Heiner Miller: Erst als Student. Ich war einer der ersten grünen Aussteigertypen auf der Schwäbischen Alb und da haben wir auch mit der Sense gearbeitet, aber das war immer grausam. Hauen, Würgen, Stechen. Es hat uns nie jemand gezeigt, das Werkzeug hat nicht gepasst, wir haben einfach keine Ahnung gehabt.
Ich bin Imker, und als ich nach zehn Jahren in Irland nach Deutschland zurückkam, habe ich wieder mit Bienen gearbeitet. Da bin ich fürchterlich erschrocken: Es blüht ja nichts mehr. Speziell hier im Allgäu leben wir in einer grünen Wüste. Da habe ich das Netzwerk „Blühende Landschaft“ kennengelernt und hab da auch Vorträge gehalten. Da kam immer wieder der Punkt: Wir hätten ja gern eine Blumenwiese, aber wie kriegen wir sie gemäht? Da habe ich immer auf die Sense verwiesen. Die Antwort war dann: Das können wir nicht. Kannst du es? Und dann musste ich zugeben: eigentlich auch nicht.
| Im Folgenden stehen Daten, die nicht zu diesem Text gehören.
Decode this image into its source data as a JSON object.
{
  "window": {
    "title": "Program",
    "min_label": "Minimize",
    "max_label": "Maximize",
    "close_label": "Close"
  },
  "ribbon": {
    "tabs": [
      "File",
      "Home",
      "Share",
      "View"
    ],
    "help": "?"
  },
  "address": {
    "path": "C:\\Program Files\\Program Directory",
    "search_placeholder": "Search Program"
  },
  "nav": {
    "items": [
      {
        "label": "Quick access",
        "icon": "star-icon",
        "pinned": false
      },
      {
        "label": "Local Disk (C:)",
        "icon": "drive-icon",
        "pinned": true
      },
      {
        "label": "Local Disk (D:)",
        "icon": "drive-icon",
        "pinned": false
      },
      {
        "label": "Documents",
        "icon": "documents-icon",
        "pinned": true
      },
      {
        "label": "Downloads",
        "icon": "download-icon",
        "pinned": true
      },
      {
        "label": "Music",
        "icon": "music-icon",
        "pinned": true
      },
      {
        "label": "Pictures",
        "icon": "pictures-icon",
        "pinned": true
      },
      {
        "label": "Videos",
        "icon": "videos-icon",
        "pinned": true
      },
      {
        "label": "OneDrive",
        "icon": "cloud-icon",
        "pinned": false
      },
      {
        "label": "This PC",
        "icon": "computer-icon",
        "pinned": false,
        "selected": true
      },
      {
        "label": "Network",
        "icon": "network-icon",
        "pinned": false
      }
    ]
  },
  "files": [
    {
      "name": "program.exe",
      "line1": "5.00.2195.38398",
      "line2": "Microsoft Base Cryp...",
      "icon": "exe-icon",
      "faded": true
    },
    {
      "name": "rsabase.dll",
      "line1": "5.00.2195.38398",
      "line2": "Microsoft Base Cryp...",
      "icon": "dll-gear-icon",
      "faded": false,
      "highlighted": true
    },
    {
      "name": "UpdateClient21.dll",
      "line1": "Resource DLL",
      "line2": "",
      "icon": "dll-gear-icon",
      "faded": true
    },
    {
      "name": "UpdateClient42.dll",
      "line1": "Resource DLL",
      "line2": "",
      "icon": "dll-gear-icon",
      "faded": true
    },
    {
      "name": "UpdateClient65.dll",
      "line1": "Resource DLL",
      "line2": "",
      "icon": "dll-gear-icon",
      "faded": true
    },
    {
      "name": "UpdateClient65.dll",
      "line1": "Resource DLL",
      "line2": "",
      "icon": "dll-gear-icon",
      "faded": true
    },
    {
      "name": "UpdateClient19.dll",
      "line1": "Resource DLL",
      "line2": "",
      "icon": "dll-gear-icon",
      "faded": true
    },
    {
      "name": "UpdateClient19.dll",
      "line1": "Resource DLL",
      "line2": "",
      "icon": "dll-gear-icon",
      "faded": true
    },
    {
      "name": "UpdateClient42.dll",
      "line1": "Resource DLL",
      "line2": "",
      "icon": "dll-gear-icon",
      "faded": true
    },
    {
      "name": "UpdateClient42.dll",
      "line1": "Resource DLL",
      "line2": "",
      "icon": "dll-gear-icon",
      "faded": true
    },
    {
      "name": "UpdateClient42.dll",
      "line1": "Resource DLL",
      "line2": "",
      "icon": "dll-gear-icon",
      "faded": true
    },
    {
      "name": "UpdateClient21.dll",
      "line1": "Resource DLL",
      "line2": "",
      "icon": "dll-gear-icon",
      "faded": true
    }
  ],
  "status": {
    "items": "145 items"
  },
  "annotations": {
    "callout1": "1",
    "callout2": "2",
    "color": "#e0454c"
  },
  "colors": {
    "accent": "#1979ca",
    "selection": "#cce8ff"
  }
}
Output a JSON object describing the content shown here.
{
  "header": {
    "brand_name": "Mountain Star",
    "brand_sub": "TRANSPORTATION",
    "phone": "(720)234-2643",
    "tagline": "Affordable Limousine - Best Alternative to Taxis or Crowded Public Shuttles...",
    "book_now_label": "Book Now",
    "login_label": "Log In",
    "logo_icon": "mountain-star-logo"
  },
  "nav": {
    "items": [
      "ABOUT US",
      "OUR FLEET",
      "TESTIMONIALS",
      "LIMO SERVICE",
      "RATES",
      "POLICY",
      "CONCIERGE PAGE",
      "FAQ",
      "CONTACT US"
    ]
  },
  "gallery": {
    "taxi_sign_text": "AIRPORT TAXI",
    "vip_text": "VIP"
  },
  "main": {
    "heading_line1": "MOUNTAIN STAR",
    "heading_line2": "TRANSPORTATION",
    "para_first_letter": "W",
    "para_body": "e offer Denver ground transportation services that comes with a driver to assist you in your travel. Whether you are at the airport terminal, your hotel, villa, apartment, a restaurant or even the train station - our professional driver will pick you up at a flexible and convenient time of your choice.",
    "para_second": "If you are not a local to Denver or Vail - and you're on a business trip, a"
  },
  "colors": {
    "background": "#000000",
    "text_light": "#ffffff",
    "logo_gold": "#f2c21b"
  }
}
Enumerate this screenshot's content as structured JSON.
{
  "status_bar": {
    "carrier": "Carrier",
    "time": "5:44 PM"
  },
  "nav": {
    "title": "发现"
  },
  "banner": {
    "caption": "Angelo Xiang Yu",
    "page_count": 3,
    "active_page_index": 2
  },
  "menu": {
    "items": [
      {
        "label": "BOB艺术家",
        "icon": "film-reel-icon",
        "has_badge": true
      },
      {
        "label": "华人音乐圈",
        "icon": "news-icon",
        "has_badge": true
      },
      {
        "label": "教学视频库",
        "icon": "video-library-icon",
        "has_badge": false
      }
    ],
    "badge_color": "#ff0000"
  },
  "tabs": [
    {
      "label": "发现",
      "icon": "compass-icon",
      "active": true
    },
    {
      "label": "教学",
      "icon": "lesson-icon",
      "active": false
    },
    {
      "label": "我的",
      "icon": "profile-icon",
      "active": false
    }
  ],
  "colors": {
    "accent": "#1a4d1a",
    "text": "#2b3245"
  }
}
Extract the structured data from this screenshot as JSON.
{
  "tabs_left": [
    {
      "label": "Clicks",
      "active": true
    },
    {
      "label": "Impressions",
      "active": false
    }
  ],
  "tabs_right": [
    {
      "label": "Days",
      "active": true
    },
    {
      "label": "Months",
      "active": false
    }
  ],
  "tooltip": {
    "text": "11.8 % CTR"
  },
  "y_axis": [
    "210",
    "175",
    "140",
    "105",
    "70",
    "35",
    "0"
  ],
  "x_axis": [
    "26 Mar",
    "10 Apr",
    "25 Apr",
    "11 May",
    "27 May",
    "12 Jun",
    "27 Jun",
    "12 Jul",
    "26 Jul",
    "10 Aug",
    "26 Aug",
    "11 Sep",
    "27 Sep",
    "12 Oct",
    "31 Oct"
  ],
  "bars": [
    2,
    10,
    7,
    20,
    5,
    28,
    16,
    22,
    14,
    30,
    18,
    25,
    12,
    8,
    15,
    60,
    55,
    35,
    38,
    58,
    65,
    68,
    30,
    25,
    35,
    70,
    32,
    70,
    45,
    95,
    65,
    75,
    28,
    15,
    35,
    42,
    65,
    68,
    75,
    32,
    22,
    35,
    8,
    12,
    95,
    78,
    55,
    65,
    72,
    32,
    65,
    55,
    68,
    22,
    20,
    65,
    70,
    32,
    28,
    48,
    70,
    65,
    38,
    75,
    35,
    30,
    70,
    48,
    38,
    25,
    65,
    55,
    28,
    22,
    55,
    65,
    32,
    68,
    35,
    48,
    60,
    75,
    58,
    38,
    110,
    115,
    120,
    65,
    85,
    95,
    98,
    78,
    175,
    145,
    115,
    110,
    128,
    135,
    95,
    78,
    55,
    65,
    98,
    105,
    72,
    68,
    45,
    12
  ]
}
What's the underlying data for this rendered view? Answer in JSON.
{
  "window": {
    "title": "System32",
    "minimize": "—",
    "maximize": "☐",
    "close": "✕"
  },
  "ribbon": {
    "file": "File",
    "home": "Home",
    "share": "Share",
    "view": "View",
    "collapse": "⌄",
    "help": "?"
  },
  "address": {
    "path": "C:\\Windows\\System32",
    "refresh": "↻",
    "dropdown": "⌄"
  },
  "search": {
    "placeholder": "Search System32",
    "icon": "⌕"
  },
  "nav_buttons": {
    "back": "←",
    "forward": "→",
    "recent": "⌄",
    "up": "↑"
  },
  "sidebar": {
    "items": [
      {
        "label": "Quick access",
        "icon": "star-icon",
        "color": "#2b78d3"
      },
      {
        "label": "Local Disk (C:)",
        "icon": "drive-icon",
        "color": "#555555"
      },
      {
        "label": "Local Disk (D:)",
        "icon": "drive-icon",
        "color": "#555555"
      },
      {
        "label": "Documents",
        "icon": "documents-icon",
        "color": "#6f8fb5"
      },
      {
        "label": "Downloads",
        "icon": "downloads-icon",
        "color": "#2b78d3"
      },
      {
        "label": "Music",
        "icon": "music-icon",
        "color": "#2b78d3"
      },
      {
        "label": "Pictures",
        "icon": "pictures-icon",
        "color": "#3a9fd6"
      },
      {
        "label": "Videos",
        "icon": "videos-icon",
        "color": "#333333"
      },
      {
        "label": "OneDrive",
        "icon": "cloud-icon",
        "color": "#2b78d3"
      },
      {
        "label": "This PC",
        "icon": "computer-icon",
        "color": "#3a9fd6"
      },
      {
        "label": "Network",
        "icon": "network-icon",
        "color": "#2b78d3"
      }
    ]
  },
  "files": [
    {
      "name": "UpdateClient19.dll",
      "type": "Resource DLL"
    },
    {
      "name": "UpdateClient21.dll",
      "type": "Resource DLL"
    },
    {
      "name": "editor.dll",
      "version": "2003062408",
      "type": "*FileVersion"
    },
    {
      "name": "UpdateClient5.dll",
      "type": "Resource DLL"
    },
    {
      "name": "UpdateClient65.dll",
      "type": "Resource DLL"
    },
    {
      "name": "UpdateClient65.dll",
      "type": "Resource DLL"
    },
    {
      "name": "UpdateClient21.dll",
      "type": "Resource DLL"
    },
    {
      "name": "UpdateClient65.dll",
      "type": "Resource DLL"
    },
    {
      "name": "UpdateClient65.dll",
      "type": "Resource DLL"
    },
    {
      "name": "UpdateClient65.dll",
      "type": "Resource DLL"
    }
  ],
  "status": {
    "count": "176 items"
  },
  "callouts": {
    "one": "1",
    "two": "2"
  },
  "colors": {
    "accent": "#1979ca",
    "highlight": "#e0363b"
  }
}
Dann hab ich übers Internet den Sensenverein Österreich gefunden vor zwölf Jahren und habe so lange auf ihren Obmann eingeredet, bis die bei uns einen Kurs gemacht haben. Das war für mich wie eine Erleuchtung. Ich bin 1,93 m groß und habe Rückenprobleme gehabt und es war kein Problem! Mit dem richtigen Werkzeug, den richtigen Einstellungen und etwas Übung. Zwei Jahre später hab ich dann mit meinem Nachbarn den Sensenverein Deutschland gegründet.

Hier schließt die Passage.